What does it mean to help or support someone? In the traditional view, people usually jump to charity: donated money or labor. That does help, but only in some situations. A hungry person may be fed, but what should this mean for:
- A spouse going through an undiagnosed chronic illness
- A brother going through a crisis relating to his spouse’s infidelity?
- A child wrestling with procrastination
Money and work isn’t going to fix any of that, we need more tools in the toolbox.
Most people I know see suffering in other people, empathize with it, and want to be part of the solution. So they talk to people in the situations like above. They try to identify a problem, and then bring work (and maybe money) to bear to “fix the problem”. The trouble is that some of these situations aren’t problems to be fixed; rather they are situations to be managed. When we relate to other people in bad situations, we also can sometimes unwittingly take on anxiety from their situation. Empathy combined with poor personal boundaries creates a “spill-over” of anxiety, which motivates us to look for solutions.
Frequently, this fix-it mentality won’t work, because these situations are complex; if it were so simple, perhaps the person would have already solved it themselves, or asked you for help with the fix (or money) if they knew there was one. People in really bad situations may feel helpless; and “fixers” who jump in with solutions and want to take the reins on the “problem” may further back-seat them in their own lives.
If you went to a psychotherapist to discuss one of these big life problems, they wouldn’t fix it for you. The way they’d attempt to support you is through the process of active listening, which is a process of talking to a conversational partner that stays engaged in a positive way, avoiding judgment or advice. Active listeners don’t give their partners a lot of information; they mostly just listen, prompt, and keep the other person “feeling heard”, by paraphrasing what was said.
To get out of sticky life situations, the person with the problem will have to do most of the work. Active listening helps you gain their trust, and understand their situation. It is not critical listening; your purpose is not to evaluate the message.
Is this Helping?
Many people will resist this idea that you could help a person just by listening. After all, just listening and paraphrasing back what they say isn’t changing anything about the world, right?
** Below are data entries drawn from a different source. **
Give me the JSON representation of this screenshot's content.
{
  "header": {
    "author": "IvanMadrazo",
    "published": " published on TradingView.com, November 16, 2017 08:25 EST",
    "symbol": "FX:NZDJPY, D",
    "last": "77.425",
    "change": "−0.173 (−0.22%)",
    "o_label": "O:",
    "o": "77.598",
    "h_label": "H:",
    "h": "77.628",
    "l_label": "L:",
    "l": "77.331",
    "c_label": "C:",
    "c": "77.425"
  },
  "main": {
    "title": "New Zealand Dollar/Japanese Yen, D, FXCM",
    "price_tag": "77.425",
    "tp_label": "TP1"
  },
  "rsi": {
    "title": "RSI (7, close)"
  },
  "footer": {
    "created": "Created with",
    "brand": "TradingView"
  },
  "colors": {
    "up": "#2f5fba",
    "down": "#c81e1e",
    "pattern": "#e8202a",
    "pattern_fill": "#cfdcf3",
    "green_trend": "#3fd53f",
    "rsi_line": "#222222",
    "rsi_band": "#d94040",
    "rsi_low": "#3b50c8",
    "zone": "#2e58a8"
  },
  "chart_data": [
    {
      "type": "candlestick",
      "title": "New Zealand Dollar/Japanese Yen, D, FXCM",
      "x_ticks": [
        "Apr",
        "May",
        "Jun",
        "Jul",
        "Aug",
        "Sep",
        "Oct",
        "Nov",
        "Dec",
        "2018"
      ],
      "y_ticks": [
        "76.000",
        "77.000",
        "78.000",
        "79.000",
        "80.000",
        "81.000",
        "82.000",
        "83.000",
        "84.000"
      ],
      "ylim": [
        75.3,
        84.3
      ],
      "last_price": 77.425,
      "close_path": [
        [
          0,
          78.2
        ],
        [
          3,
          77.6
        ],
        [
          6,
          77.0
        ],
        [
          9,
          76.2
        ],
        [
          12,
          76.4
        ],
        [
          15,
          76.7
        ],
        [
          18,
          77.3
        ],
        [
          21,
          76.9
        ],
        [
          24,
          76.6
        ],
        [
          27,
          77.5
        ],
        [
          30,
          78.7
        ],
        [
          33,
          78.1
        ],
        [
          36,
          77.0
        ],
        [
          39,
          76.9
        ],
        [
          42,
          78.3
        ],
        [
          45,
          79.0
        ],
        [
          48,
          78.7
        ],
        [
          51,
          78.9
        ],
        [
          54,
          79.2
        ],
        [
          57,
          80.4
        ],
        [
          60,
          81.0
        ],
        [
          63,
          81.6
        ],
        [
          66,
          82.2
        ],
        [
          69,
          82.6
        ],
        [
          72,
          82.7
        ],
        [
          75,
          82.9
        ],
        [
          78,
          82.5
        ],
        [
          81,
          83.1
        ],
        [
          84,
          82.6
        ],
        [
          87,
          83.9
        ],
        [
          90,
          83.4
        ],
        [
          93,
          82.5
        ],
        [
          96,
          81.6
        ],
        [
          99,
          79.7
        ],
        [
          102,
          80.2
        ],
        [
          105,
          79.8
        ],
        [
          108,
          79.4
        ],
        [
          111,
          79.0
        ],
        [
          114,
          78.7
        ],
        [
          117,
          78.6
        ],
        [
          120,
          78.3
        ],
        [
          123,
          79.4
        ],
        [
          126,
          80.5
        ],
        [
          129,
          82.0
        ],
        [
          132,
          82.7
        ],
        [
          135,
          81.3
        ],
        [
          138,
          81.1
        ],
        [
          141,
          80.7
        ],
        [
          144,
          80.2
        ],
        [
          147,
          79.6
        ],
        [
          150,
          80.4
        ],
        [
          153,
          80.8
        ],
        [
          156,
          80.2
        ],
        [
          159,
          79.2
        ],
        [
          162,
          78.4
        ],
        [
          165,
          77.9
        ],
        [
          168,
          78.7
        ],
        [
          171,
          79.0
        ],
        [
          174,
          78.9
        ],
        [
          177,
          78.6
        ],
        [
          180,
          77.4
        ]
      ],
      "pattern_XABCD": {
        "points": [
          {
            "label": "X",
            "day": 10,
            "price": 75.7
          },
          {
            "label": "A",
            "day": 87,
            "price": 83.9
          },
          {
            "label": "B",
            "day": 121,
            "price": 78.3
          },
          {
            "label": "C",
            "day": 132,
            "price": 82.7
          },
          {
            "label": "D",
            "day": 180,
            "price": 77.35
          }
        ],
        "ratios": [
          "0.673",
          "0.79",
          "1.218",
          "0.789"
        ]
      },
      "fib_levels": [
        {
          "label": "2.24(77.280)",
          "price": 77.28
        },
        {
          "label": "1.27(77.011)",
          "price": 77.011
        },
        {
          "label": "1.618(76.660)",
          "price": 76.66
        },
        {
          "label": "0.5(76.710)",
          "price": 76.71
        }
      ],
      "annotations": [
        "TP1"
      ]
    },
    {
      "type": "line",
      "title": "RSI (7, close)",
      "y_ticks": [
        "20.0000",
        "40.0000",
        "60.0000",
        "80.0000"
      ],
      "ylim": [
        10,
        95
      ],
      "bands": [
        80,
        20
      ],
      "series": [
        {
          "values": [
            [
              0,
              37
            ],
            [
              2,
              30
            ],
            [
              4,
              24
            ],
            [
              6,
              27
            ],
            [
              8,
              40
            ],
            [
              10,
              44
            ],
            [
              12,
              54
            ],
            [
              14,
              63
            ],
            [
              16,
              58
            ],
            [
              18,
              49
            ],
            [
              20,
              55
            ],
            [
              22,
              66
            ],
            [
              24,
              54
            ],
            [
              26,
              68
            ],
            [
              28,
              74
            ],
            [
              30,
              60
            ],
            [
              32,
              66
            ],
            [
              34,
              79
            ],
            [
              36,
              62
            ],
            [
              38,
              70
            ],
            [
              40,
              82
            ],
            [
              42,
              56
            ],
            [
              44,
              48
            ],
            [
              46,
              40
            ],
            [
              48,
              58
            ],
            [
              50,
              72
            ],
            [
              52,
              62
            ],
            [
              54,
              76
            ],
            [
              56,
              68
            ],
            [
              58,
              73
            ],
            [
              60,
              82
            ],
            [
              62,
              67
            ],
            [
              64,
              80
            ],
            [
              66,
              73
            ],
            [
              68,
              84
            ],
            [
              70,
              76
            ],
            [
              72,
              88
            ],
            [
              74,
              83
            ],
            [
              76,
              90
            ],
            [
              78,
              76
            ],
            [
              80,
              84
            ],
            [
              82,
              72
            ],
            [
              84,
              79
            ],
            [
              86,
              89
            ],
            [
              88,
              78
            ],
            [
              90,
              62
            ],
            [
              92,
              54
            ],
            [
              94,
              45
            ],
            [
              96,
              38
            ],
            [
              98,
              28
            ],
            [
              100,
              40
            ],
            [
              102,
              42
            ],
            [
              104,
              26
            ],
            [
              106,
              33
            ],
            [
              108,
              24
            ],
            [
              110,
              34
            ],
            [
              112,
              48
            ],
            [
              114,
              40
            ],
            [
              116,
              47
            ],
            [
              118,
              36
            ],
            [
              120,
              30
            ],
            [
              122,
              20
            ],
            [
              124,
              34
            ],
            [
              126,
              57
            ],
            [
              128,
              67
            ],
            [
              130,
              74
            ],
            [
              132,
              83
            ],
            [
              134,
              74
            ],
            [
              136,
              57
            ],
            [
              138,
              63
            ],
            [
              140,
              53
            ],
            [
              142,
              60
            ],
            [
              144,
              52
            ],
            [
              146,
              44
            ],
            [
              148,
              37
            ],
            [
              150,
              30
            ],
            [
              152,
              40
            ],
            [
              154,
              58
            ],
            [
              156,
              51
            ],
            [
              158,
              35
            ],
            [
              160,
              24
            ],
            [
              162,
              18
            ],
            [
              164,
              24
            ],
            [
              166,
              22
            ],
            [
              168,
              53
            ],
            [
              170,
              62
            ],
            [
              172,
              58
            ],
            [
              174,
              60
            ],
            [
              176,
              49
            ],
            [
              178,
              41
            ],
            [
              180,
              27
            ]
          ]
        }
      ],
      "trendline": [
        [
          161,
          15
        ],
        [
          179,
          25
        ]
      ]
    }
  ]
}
Well, it helps change that person’s mind, and that person’s mind can change the world. The key insight with some of the tougher life problems is that you cannot solve their problem anyway – because again – many of these are not problems to be solved, they are situations to be managed. If a spouse’s infidelity is like an area of pain that the brother has to navigate for himself, he doesn’t need the pain to be taken away, he needs to become a more skillful navigator of that area. Thinking out loud helps. Being understood by others helps. Having control and agency over his own life helps.
This is what it means to be there for someone. To listen and accept, openly and non-judgmentally. This is already to help, aid, and assist.